Wealden are good quality vs. price ime. I've bought some Trend cutters online at a good price. Keep the cutters clean, you can get them resharpened, or do it yourself.


----------



## MontyVeda (18 Feb 2021)

the snail said:


> Wealden are good quality vs. price ime. I've bought some Trend cutters online at a good price. Keep the cutters clean, you can get them resharpened, or do it yourself.


That was another question... any advice on DIY sharpening?


----------



## MontyVeda (20 Feb 2021)

MontyVeda said:


> Thank you @Specialeyes... that's just the sort of insider information i was after.
> *The specific cutter I need (the Trend version) seems to be out of stock everywhere*, as do many decent brands of the same profiler
> ...but I'll keep looking.
> [edit] *found one*... £38 inc P&P ...probably more than all my other router bits combined, but i do tend to buy cheap sh!t. This project needs something special, if only so I can't blame my tools when I feck it up.


...or maybe not. The seller emailed me saying it's out of stock until April


----------



## jongooligan (28 Feb 2021)

MontyVeda said:


> That was another question... any advice on DIY sharpening?


Stumpy sharpens router bits


----------



## randynewmanscat (2 Mar 2021)

MontyVeda said:


> Can you recommend a good quality manufacturer of router cutters?
> 
> Looking online, there's cheap cutters that cost peanuts, and quality cutters that cost the earth, and not a great deal in the middle ground.
> 
> ...


Trend and Freud have worked well for me over the years on worktops, tropical hardwoods, alu, corian, whatever. I once bought an HSS Ogee cutter for one job thinking it would do fine as a one off, it was crap and left a lot of whiskers and small tear outs, the geometry was wrong. Carbide all the way.


----------



## randynewmanscat (2 Mar 2021)

MontyVeda said:


> That was another question... any advice on DIY sharpening?


Clean any resin away with whatever solvent is to hand and give them a few strokes of a DMT or other quality diamond matrix product.
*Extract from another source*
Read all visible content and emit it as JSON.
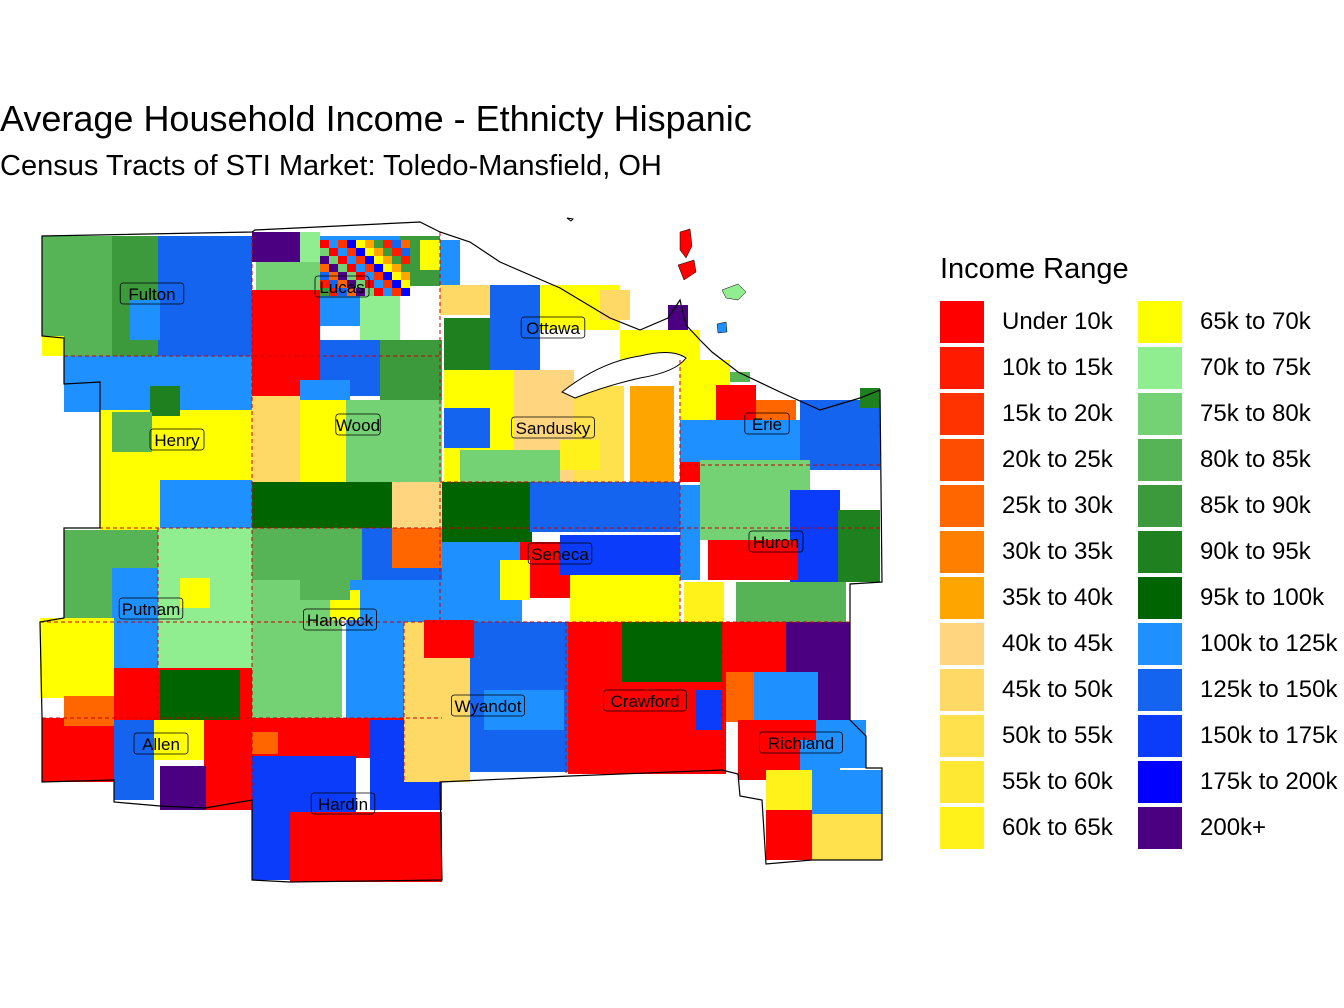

Super difficult to explain the technique, especially for cutters with a complex profile. YouTube is your friend here. Straight flute cutters are the ones you should practice on.
Eventually they will need grinding, don't put them to a bench grinder, find someone who has the gear, unless you are gifted with godlike coordination and the correct grit wheel you will produce a piece of scrap.


----------



## MontyVeda (2 Nov 2021)

Well i am a convert to using quality router cutters rather than inexpensive ones. They do the job so much better, cleaner and quicker... but it's costing me a small fortune


----------



## Drago (2 Nov 2021)

Sorry, I couldn't resist...


View: https://m.youtube.com/watch?v=MU2BO5Obg2k


----------



## slowmotion (2 Nov 2021)

The *Silverline* ones from *Toolstation* are excellent value. Cheap as chips too.


----------



## bonzobanana (2 Nov 2021)

slowmotion said:


> The *Silverline* ones from *Toolstation* are excellent value. Cheap as chips too.


Silverline like Draper can be very inconsistent quality as they will source from different factories at different times depending on price. Sometimes Silverline can be fantastic value and other times poor. I think Silverline's margin is more fair than brands like Draper and often if you find the same product under both brands the Silverline version will be significantly cheaper. Sometimes you can literally see its the same product sold by mid-price brands as sold by cheaper brands in which case you may as well go with the cheaper version. Another vote for Trend, they know their stuff when it comes to router bits but I think some of their actual routers are a bit overpriced and not particularly good choices in value terms.


----------



## slowmotion (2 Nov 2021)

The cost of tooling is pretty insignificant if you have long production runs. For one-offs, it matters. What would a bearing guided 38mm radius round-over bit cost from Trend? I'd guess well North of a hundred quid. If I'm only using it to machine five metres of MDF, it makes more sense to buy a piece of crap on Ebay for under a tenner and fix the furry cut with some abrasive paper.


----------



## MontyVeda (3 Nov 2021)

I did buy a Trend 1/2" radius round over bit off Ebay recently... decent price at £15 and supposedly new, but when it arrived it looked like a fake; no retail packaging and the stamp on shank is tiny compared to my genuine ones. You get what you pay for.


----------